Article by Dale Denwalt for The Oklahoman
The tax burden felt by business is lower in Oklahoma than anywhere else in the nation, according to a broad study of tax collections.
Analysts at the Anderson Economic Group have determined that, in 2015, just 6.3 percent of business profits went toward Oklahoma’s state and local taxes. It is the second year in a row that Oklahoma had the lowest tax burden, said senior consultant Jason Horwitz.
Instead of looking at one kind of taxes that businesses pay, like the corporate income tax, the report tallies 12 of them.
“I think that, a lot of times, different publications will choose to show the business tax burden based on their sometimes justified — but usually subjective — assessment about which types of taxes are better,” Horwitz said. “They might only base it on the overall rate and ignore the actual tax base, or they will weight certain taxes more than others or only include certain taxes.”
The Anderson Economic Group study shows the greatest percentage of profits going to the government leaves in the form of general sales and use taxes — about 1.5 percent.
Slightly less profits go to property tax, which is collected exclusively for local governments.
“I do notice that probably the main reason Oklahoma is No. 1 is because the property tax burden on businesses is relatively low,” Horwitz said. “Nationwide, something like half of all business taxes are actually property taxes. So if you have relatively low property taxes, that can be relatively valuable for businesses in the state.”

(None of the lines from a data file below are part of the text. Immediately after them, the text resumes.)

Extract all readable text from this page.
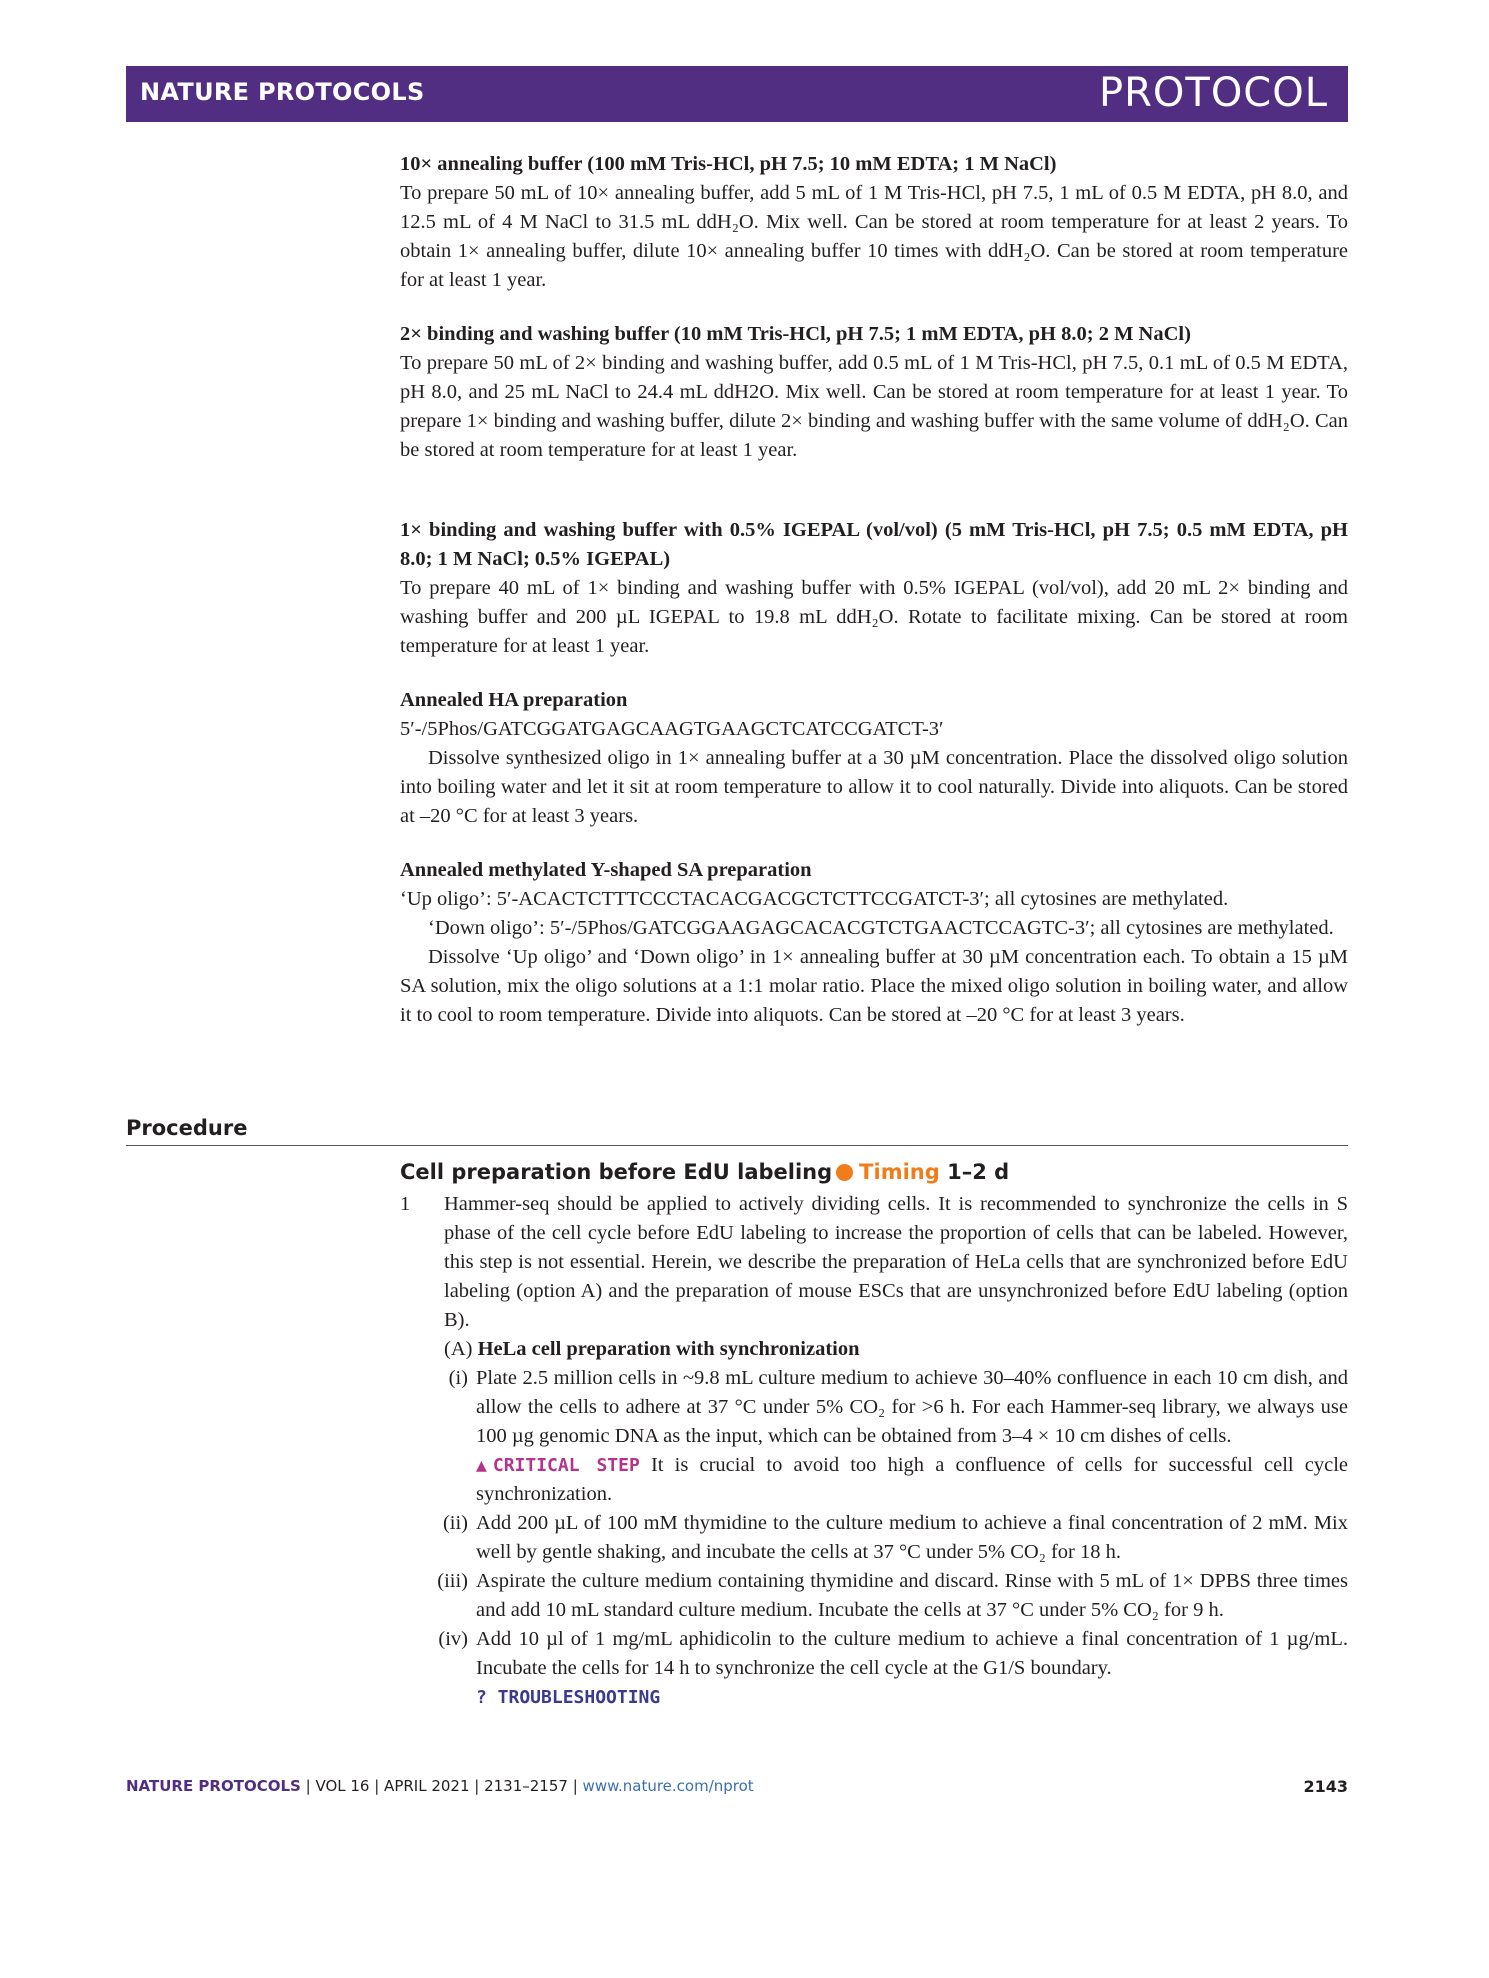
NATURE PROTOCOLS	PROTOCOL

10× annealing buffer (100 mM Tris-HCl, pH 7.5; 10 mM EDTA; 1 M NaCl)

To prepare 50 mL of 10× annealing buffer, add 5 mL of 1 M Tris-HCl, pH 7.5, 1 mL of 0.5 M EDTA, pH 8.0, and 12.5 mL of 4 M NaCl to 31.5 mL ddH₂O. Mix well. Can be stored at room temperature for at least 2 years. To obtain 1× annealing buffer, dilute 10× annealing buffer 10 times with ddH₂O. Can be stored at room temperature for at least 1 year.

2× binding and washing buffer (10 mM Tris-HCl, pH 7.5; 1 mM EDTA, pH 8.0; 2 M NaCl)

To prepare 50 mL of 2× binding and washing buffer, add 0.5 mL of 1 M Tris-HCl, pH 7.5, 0.1 mL of 0.5 M EDTA, pH 8.0, and 25 mL NaCl to 24.4 mL ddH2O. Mix well. Can be stored at room temperature for at least 1 year. To prepare 1× binding and washing buffer, dilute 2× binding and washing buffer with the same volume of ddH₂O. Can be stored at room temperature for at least 1 year.

1× binding and washing buffer with 0.5% IGEPAL (vol/vol) (5 mM Tris-HCl, pH 7.5; 0.5 mM EDTA, pH 8.0; 1 M NaCl; 0.5% IGEPAL)

To prepare 40 mL of 1× binding and washing buffer with 0.5% IGEPAL (vol/vol), add 20 mL 2× binding and washing buffer and 200 µL IGEPAL to 19.8 mL ddH₂O. Rotate to facilitate mixing. Can be stored at room temperature for at least 1 year.

Annealed HA preparation

5′-/5Phos/GATCGGATGAGCAAGTGAAGCTCATCCGATCT-3′

Dissolve synthesized oligo in 1× annealing buffer at a 30 µM concentration. Place the dissolved oligo solution into boiling water and let it sit at room temperature to allow it to cool naturally. Divide into aliquots. Can be stored at –20 °C for at least 3 years.

Annealed methylated Y-shaped SA preparation

‘Up oligo’: 5′-ACACTCTTTCCCTACACGACGCTCTTCCGATCT-3′; all cytosines are methylated.

‘Down oligo’: 5′-/5Phos/GATCGGAAGAGCACACGTCTGAACTCCAGTC-3′; all cytosines are methylated.

Dissolve ‘Up oligo’ and ‘Down oligo’ in 1× annealing buffer at 30 µM concentration each. To obtain a 15 µM SA solution, mix the oligo solutions at a 1:1 molar ratio. Place the mixed oligo solution in boiling water, and allow it to cool to room temperature. Divide into aliquots. Can be stored at –20 °C for at least 3 years.

Procedure
Cell preparation before EdU labeling Timing 1–2 d
1 Hammer-seq should be applied to actively dividing cells. It is recommended to synchronize the cells in S phase of the cell cycle before EdU labeling to increase the proportion of cells that can be labeled. However, this step is not essential. Herein, we describe the preparation of HeLa cells that are synchronized before EdU labeling (option A) and the preparation of mouse ESCs that are unsynchronized before EdU labeling (option B).

(A) HeLa cell preparation with synchronization
(i) Plate 2.5 million cells in ~9.8 mL culture medium to achieve 30–40% confluence in each 10 cm dish, and allow the cells to adhere at 37 °C under 5% CO₂ for >6 h. For each Hammer-seq library, we always use 100 µg genomic DNA as the input, which can be obtained from 3–4 × 10 cm dishes of cells.
▲CRITICAL STEP It is crucial to avoid too high a confluence of cells for successful cell cycle synchronization.
(ii) Add 200 µL of 100 mM thymidine to the culture medium to achieve a final concentration of 2 mM. Mix well by gentle shaking, and incubate the cells at 37 °C under 5% CO₂ for 18 h.
(iii) Aspirate the culture medium containing thymidine and discard. Rinse with 5 mL of 1× DPBS three times and add 10 mL standard culture medium. Incubate the cells at 37 °C under 5% CO₂ for 9 h.
(iv) Add 10 µl of 1 mg/mL aphidicolin to the culture medium to achieve a final concentration of 1 µg/mL. Incubate the cells for 14 h to synchronize the cell cycle at the G1/S boundary.
? TROUBLESHOOTING
NATURE PROTOCOLS | VOL 16 | APRIL 2021 | 2131–2157 | www.nature.com/nprot	2143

Even though Oklahoma scored better than any other state, some taxes ranked lower on the scale. For example, Oklahoma’s severance tax eats more into profits than 45 other states. Three dozen states have less of a license fee burden.
Jonathan Buxton, senior vice president at the Oklahoma State Chamber, said he’s not surprised about the news.
“Historically, Oklahoma has been a low-tax state and we have seen the benefit of business expansion as a result of those policies,” Buxton said.
The goal of tax policy, he said, should be to encourage investment and growth.
“Our low tax burden has yielded great results for both business and corporate collections, and individual collections,” Buxton said.